Fee: Normative Narrative?

“The Word of God in Acts that may be regarded as normative for Christians is related primarily to what any given narrative was intended to teach….  Historical precedent, to have normative value, must be related to intent.  That is, if it can be shown that the purpose of a given narrative is to establish precedent, then such precedent should be regarded as normative.”

– Gordon Fee, How to Read the Bible for all its Worth (1982), 99.

Barclay: The Holy Spirit in the New Testament

“I can only say that the study of the teaching of the New Testament about the Holy Spirit has been for me personally a humiliating, a challenging, and a comforting experience–humiliating, because it has been driven home upon me how far short I have come of experiencing the splendour of life in the Spirit; challenging, because I have dimly glimpsed heights of Christian experience which may yet be reached; comforting, because I never before realized the reservoir of divine power which is available for the man [or woman] who will commit his [or her] life to Jesus Christ.”
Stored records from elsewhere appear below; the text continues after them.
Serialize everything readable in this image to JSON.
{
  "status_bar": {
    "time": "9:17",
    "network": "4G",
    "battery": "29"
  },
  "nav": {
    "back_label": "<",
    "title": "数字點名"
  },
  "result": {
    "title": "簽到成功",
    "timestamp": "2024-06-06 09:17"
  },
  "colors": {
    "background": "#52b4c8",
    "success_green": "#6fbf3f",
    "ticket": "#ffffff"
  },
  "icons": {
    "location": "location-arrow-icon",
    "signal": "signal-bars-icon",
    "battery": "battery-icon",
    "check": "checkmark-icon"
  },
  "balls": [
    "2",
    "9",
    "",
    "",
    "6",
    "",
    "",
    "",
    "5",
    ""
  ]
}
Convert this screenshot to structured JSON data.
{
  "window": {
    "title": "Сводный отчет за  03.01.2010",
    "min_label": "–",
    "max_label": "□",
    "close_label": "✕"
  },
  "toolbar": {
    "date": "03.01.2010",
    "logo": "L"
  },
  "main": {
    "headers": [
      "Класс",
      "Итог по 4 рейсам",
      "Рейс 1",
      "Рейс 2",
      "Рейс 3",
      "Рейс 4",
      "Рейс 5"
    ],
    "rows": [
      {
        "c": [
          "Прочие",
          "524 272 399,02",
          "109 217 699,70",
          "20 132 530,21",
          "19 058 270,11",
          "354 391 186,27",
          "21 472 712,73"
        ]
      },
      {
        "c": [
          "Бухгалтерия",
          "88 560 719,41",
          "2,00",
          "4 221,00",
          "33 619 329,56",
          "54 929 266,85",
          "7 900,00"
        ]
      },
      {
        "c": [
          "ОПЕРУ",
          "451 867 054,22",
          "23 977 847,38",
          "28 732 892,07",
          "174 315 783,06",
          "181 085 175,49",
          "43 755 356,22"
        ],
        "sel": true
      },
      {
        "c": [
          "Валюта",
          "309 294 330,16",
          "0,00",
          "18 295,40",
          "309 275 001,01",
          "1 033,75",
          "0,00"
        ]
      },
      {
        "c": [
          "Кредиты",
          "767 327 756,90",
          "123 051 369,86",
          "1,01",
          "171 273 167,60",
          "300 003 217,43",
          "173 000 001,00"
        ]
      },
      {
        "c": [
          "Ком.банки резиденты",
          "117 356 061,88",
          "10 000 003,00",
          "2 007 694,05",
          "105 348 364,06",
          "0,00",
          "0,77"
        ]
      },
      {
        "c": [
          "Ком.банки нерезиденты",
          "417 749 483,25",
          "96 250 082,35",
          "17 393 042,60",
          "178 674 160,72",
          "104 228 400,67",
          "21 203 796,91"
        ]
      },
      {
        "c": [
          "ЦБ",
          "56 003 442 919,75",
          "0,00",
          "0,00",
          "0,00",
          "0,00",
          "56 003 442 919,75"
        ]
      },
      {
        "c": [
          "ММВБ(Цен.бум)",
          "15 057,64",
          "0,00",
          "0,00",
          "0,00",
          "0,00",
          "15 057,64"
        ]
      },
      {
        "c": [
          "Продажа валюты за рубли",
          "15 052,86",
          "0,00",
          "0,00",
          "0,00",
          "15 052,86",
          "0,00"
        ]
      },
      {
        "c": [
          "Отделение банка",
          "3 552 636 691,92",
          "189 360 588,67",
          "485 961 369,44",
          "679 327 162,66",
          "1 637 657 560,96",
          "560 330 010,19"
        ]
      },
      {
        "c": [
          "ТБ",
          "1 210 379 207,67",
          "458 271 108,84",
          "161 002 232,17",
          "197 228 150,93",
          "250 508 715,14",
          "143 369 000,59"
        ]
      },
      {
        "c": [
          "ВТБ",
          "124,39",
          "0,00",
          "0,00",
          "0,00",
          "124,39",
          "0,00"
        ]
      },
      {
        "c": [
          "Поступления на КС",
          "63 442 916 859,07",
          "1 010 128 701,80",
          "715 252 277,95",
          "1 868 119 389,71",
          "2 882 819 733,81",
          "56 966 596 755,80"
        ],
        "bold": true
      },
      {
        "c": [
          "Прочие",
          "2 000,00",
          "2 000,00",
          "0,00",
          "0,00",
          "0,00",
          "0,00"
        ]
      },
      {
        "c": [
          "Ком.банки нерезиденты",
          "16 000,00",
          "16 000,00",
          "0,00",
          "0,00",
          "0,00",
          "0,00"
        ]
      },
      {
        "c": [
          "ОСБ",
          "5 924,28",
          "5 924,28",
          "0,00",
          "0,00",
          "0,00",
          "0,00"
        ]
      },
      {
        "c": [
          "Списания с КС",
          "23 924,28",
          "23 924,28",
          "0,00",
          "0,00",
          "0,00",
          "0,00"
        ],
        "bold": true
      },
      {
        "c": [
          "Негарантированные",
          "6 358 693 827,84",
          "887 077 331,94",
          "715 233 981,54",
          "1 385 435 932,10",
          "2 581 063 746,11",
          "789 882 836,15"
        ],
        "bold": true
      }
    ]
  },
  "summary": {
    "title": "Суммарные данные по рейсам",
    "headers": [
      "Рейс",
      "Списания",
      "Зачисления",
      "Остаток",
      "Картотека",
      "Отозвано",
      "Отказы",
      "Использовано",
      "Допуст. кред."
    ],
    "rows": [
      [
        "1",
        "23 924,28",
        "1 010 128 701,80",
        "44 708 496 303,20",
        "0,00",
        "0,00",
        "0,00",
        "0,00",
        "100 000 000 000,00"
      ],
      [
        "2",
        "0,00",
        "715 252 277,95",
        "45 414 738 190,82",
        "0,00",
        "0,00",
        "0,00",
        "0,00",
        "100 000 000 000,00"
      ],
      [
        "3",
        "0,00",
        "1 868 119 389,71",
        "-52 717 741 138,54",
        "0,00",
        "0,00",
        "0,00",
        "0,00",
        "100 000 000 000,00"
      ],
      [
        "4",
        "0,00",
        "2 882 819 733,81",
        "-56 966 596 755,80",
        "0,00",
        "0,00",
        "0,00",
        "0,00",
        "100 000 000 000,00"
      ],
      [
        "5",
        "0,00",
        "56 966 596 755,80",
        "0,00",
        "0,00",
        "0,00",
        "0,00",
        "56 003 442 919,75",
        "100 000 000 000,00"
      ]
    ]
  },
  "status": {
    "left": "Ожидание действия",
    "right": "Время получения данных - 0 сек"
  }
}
–William Barclay, The Promise of the Spirit, 9-10 [brackets mine].

Fee: Life with the Spirit of God

“If the church is going to be effective in our postmodern world, we need to stop paying mere lip service to the Spirit and to recapture Paul’s perspective: the Spirit as the experienced, empowering return of God’s own personal presence in and among us, who enables us to live as a radically eschatological people in the present world while we await the consummation.”

–Gordon Fee, Paul, the Spirit, and the People of God, xv.

Grenz: The Community of Love

“The church is a sign likewise when it lives as a community in the world.  As those who have responded to the gospel call and acknowledge the lordship of Christ, we seek to model what it means to live under the guidelines of the divine reign.  Kingdom principles include peace, justice, and righteousness.  But above all, the divine reign is characterized by love.  Consequently, by being a true community of believers, we indicate what the reign of God is like; it is the community of love” (Stanley Grenz, Theology for the Community of God, 503).

Macchia: God, Revelation, Resurrection

“The key event in God’s self-disclosure is the resurrection of Jesus, because there God reveals that he is Lord of salvation, the only Savior.  God defeats sin, death, and the powers fo darkness to reign supreme over all.  This God is Lord of life whose breath creates and renews life, even glorifies it beyond the bounds of mortal existence” (Frank D. Macchia, The Trinity, Practically Speaking, 30).